Tel un donjon, le clocher porche est la solution intelligente pour se défendre des petites bandes armées sévissant à partir du 15ème siècle. Ce porche, indépendant de l'église a dû être construit quelques temps après puisqu'il est en ajout devant le clocher.
Cette masse comporte des archères sur les façades, ouvertures par lesquelles on tirait à l'arc.
Les fentes du bas sont droites avec un faible embrasement, celles du haut sont prévues pour de petites arquebuses.
Comme souvent durant notre siècle, les églises sont fermées en dehors des offices.
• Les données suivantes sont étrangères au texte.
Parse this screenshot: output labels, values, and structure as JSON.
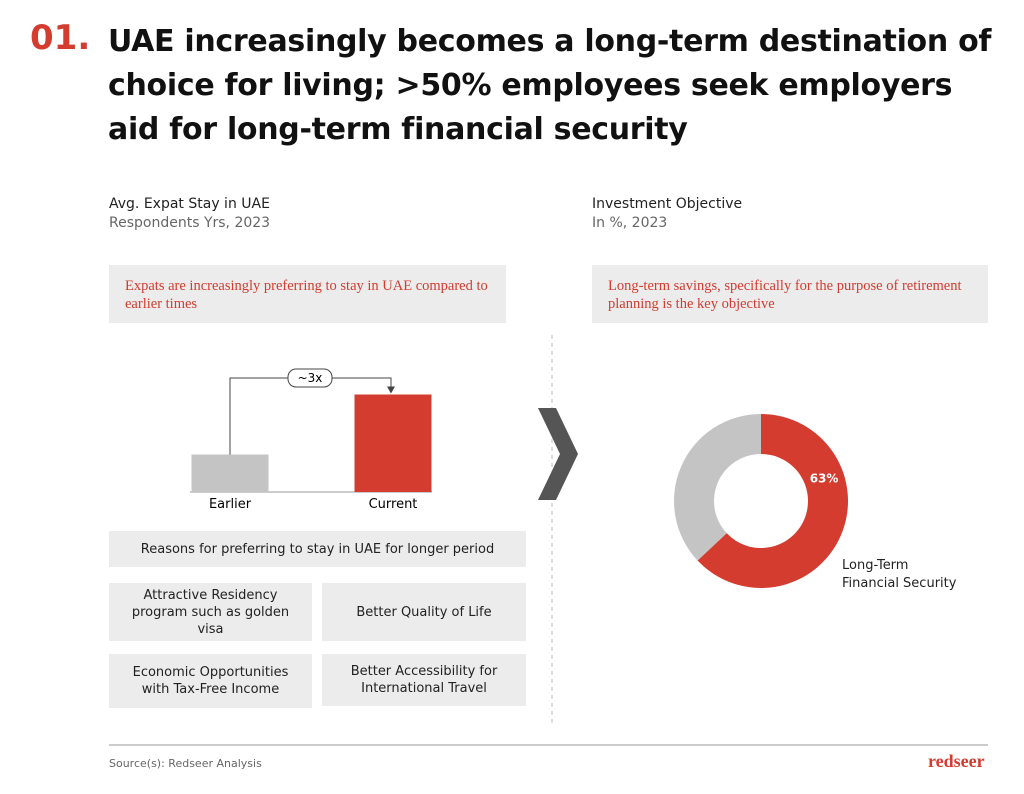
{
  "header": {
    "number": "01.",
    "title": "UAE increasingly becomes a long-term destination of choice for living; >50% employees seek employers aid for long-term financial security"
  },
  "chart_data": [
    {
      "type": "bar",
      "title": "Avg. Expat Stay in UAE",
      "subtitle": "Respondents Yrs, 2023",
      "callout": "Expats are increasingly preferring to stay in UAE compared to earlier times",
      "categories": [
        "Earlier",
        "Current"
      ],
      "values": [
        1,
        2.6
      ],
      "colors": [
        "#c4c4c4",
        "#d33c2e"
      ],
      "ylim": [
        0,
        2.8
      ],
      "annotation": "~3x"
    },
    {
      "type": "pie",
      "title": "Investment Objective",
      "subtitle": "In %, 2023",
      "callout": "Long-term savings, specifically for the purpose of retirement planning is the key objective",
      "categories": [
        "Long-Term\nFinancial Security",
        null
      ],
      "values": [
        63,
        37
      ],
      "value_labels": [
        "63%",
        null
      ],
      "colors": [
        "#d33c2e",
        "#c4c4c4"
      ],
      "donut": true
    }
  ],
  "reasons": {
    "title": "Reasons for preferring to stay in UAE for longer period",
    "items": [
      "Attractive Residency program such as golden visa",
      "Better Quality of Life",
      "Economic Opportunities with Tax-Free Income",
      "Better Accessibility for International Travel"
    ]
  },
  "footer": {
    "source": "Source(s): Redseer Analysis",
    "brand": "redseer"
  }
}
Celle-ci ne déroge pas à la règle.
* En 2002, l'église Saint Jean Baptiste est inscrite aux Monuments Historiques.
La visite du clocher est interdite.

Une croix romane monolithique de la fin du XVII° se trouve à l'extérieur de l'église, sorte de calvaire représentant le Christ en croix et la Vierge à l'enfant.

| Le Christ, daté des 12e-13e siècles par la tradition locale et du 16e ou du 17e siècle dans l'arrêté d'inscription MH, paraît plus tardif encore si l'on en juge par le style classicisant de la sculpture, en particulier le modelé du torse. La statue aurait été cachée à la Révolution et retrouvée dans un bois des environs par un berger, selon un topos hagiographique bien connu. Mutilée et fragilisée, elle fut restaurée en 1858 par deux artistes de Mont-de-Marsan, le sculpteur Larrieu, qui "renforça le bois spongieux", et le peintre Louis-Anselme Longa (1809-1869), qui refit la polychromie à neuf. L'oeuvre était jadis l'objet d'une dévotion locale sous le nom de "St Christaou d'Arjuzanx" : son contact était réputé guérir les "christalines", maladie du visage des enfants en bas âge. Des indulgences attachées à cette pratique furent accordées par les évêques de Dax et prorogées jusqu'à la fin des années 1870 (Archives paroissiales d'Arjuzanx, registre de paroisse). |
En 1958 est découvert en perçant le mur nord un cercueil contenant un squelette portant aux talons de ses chaussures des éperons d'argent (visibles à la Société de Borda à Dax)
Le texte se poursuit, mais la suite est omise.